His mother helped herself to another slice. When she yanked at the threads of cheese with her long, white fingers, he noticed dirt beneath her nails.
‘When I gave birth to you,’ she said, looking at him across the table, ‘that’s when I lost my figure. I couldn’t sleep or talk to other people. When you have children they’re with you all the time, every hour of the day. God help me.’
‘I’ll be moving out soon,’ he said tentatively.
‘Ha!’ She opened her mouth wide and laughed. ‘And where would you move to? What would you eat? How would you pay for it?’
Johnny had a slice of hot pizza in his hand. It burned his fingers but he didn’t care. He knew she was afraid of being alone. If he followed through on his threat, if he packed his things in a bag and left home, she would sit in her chair with a bottle in her hands and stare emptily at the wall. No one to wait for, no one to complain to, no one to yell at. No sounds in the house, just her own shrill thoughts.
‘I’ll move to Grandpa’s.’
She put her slice down and looked at him. Clearly, the thought troubled her.
‘Grandpa has an empty room,’ he said.
‘Why would you move to his place? He can’t do anything. He’s got people coming over morning, noon and night, and all he does is sit there with his feet up letting others take care of him. You’d just be in the way.’
‘Mai’s there for an hour each morning. An evening nurse gives him his medicine, and that only takes five minutes. That’s all the care he gets.’
She planted her elbows on the table, and looked grim. ‘Well, it’s considerably more than what I get.’
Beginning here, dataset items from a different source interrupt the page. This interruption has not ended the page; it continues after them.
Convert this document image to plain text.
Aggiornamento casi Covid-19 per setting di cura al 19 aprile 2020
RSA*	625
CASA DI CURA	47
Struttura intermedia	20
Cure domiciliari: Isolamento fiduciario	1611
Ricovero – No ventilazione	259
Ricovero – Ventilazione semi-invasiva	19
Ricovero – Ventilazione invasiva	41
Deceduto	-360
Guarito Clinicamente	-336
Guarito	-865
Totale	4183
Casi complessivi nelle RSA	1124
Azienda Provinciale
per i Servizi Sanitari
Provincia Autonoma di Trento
‘But you don’t have arthritis. You are healthy.’
He didn’t dare look at her when he said it, because he knew it would make her angry.
‘Healthy?’ she snapped. ‘What do you know about that? You think I’m healthy? You think I lie on the sofa because I like to?’
It was best, he’d discovered, to keep his trap shut. But he clenched a fist under the table and let his contempt fill him: it made him furious, made his eyes gleam.